Nevertheless, the broader issue is the distribution of the tax concessions (which cost more than $26 billion each year) in the context billig wow gold of the objective of compulsory and near-universal superannuation.

While the ATO estimates that 66,000 people are expected to breach the concessional cap in 2009-10, the Federal Treasury estimates that more than three million low-to-middle-income earners receive no tax concession at all.

Indeed, more than 200,000 of the lowest paid workers incur a negative concession because they pay more tax on their super than on their ordinary income.

It is true that measures do exist to help low-to-middle-income earners save for retirement through the co-contribution scheme; and from 2012-13, the Government is proposing that workers earning up to $37,000 will be eligible for a refund of their super contributions tax, up to $500.

Despite these measures, the largest tax concessions typically accrue to the highest income earners, who are likely to save in any case, given that earnings in super attract a concessional rate of tax (15 per cent) and all post-retirement income is tax-free.

Those people who transfer large amounts into super must take responsibility for keeping within the legal contribution caps.
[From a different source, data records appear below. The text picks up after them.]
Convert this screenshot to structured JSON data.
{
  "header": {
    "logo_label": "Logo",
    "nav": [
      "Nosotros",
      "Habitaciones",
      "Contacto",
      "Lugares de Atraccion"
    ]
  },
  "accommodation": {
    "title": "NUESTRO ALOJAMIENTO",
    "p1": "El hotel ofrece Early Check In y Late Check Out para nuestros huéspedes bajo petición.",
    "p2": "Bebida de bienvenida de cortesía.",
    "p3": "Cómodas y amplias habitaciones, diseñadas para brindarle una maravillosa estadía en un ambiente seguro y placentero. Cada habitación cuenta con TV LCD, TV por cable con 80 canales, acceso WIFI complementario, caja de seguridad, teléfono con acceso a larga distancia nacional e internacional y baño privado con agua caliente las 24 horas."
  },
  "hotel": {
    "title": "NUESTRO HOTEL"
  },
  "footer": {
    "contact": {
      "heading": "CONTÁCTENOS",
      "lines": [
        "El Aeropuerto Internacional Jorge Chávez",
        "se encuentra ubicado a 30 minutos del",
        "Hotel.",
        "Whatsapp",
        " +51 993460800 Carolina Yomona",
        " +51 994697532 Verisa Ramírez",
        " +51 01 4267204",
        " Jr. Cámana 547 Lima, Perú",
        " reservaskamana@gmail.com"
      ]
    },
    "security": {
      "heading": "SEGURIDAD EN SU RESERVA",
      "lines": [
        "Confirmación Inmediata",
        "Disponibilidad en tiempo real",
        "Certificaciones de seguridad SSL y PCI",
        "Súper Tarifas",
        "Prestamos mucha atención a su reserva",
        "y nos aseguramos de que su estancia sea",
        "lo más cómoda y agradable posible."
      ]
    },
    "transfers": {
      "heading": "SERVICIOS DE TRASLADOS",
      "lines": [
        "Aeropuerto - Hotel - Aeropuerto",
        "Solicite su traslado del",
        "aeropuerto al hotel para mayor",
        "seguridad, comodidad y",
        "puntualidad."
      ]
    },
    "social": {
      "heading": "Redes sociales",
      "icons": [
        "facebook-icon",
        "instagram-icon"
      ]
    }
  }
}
The excess contributions tax rates may seem harsh, but they are essential to preventing the evasion of income tax.

It is perhaps time that the debate about tax concessions is widened to reflect the need to: in the first instance, ensure that all fund members are benefiting from the tax concessions; and then secondly, determine the reasonableness of particular caps.

With three million people currently making super contributions at their marginal rate of tax (15 per cent) it is clear the public debate needs to look at the bigger picture.

David Whiteley is chief executive of Industry Super Network.